Re: unlogged sequences

Peter Eisentraut <peter.eisentraut@enterprisedb.com>

From: Peter Eisentraut <peter.eisentraut@enterprisedb.com>
To: "David G. Johnston" <david.g.johnston@gmail.com>
Cc: Tomas Vondra <tomas.vondra@enterprisedb.com>, pgsql-hackers <pgsql-hackers@postgresql.org>
Date: 2022-04-04T07:20:00Z
Lists: pgsql-hackers
On 04.04.22 01:58, David G. Johnston wrote:
> "Because pg_dump is used to transfer data to newer versions of 
> PostgreSQL, the output of pg_dump can be expected to load into 
> PostgreSQL server versions newer than pg_dump's version." [1]
> 
> That is what I'm getting on about when talking about migrations.  So a 
> v14 SQL backup produced by a v14 pg_dump restored by a v15 psql.
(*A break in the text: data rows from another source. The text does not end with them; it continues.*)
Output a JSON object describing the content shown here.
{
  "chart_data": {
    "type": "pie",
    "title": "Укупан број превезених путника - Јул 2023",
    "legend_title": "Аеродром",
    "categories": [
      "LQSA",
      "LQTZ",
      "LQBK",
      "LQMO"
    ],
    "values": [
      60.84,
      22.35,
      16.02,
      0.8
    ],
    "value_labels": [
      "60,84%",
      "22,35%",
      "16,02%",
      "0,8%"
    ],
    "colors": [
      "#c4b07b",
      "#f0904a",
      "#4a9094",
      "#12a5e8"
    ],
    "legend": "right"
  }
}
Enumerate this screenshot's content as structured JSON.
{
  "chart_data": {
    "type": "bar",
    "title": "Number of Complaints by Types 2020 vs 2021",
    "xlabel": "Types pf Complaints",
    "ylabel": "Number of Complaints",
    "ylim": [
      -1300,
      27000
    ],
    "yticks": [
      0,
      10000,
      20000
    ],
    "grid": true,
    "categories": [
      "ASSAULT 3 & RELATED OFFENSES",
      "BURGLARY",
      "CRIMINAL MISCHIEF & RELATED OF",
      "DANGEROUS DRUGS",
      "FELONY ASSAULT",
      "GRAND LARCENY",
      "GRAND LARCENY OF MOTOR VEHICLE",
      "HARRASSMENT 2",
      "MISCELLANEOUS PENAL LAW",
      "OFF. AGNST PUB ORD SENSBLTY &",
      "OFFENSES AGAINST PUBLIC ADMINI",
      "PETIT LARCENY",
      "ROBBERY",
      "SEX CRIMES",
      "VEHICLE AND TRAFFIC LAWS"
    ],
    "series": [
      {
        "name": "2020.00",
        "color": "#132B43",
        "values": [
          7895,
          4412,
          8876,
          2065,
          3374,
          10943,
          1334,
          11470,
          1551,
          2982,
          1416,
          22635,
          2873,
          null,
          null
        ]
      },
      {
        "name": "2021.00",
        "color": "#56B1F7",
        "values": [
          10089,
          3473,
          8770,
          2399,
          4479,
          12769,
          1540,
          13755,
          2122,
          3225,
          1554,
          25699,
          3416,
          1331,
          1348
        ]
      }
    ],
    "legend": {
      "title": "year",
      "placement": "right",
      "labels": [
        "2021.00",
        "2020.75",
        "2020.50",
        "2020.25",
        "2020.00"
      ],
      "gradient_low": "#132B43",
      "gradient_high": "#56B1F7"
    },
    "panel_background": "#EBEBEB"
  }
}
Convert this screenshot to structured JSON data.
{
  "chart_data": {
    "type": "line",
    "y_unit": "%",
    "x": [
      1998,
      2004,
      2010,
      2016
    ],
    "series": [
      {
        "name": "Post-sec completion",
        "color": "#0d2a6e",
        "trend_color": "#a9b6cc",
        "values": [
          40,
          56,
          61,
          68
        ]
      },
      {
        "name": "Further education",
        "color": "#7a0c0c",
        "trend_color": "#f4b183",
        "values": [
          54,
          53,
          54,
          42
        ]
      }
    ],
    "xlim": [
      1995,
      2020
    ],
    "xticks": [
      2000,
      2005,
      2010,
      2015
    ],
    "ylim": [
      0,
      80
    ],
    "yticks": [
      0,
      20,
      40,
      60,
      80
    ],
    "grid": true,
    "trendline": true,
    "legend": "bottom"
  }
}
It has always been the case that if you want the best upgrade 
experience, you need to use the pg_dump that is >= server version.

The above quote is a corollary to that we don't want to gratuitously 
break SQL syntax compatibility.  But I don't think that implies that the 
behavior of those commands cannot change at all.  Otherwise we could 
never add new behavior with new defaults.